After I changed to this the problem is solved.

ByronHsu commented 3 hours ago

Thanks for reporting. Can you verify liger rmsnorm is actually called by injecting some print in liger rmsnorm's forward? I think there might be some issues for .in_place after 0.4.1. Related to https://github.com/linkedin/Liger-Kernel/issues/383. I am looking into it.

jdf-prog commented 3 hours ago

Thanks for reporting. Can you verify liger rmsnorm is actually called by injecting some print in liger rmsnorm's forward? I think there might be some issues for .in_place after 0.4.1. Related to #383

Thanks, I have solved this issue, it seems to because of my custom model have not been applied to the liger kernel.

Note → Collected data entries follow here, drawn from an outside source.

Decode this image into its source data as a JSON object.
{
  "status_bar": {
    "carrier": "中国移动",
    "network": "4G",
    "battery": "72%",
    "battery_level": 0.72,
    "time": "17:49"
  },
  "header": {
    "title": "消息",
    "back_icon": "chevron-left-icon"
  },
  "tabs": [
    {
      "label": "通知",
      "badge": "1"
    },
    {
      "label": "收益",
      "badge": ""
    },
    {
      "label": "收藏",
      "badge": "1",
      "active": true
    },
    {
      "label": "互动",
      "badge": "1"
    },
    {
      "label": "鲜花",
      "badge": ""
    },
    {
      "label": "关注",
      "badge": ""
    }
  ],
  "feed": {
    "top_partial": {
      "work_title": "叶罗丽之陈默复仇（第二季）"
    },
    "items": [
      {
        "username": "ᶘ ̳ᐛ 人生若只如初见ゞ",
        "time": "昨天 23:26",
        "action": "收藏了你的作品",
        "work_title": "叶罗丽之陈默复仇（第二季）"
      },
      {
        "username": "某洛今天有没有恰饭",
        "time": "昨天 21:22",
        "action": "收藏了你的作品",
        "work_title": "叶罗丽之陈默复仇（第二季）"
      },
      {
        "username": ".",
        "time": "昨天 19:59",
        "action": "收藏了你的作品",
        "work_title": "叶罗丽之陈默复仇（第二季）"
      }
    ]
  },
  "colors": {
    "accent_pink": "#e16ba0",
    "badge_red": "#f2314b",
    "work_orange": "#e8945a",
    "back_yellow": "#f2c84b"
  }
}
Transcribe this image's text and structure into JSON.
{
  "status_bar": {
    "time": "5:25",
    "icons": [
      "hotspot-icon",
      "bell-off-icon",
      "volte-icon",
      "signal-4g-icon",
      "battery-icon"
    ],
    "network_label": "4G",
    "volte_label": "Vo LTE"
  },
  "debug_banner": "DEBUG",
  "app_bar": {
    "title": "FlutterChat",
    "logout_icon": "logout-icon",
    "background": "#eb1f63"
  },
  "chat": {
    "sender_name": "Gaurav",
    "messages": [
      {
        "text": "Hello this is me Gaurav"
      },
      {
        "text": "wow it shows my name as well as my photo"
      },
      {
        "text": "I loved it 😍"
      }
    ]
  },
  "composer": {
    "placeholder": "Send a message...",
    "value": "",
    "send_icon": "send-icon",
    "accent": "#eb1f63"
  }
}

ByronHsu commented 3 hours ago

Want to make sure rmsnorm is actually patch to your new model. Maybe it fallbacks to hf rmsnorm so it showed no errors?

jdf-prog commented 3 hours ago

Yeah, probably, I am still trying to figure this out. It seems I still encounter this error after the above changes. Let me investigate a bit.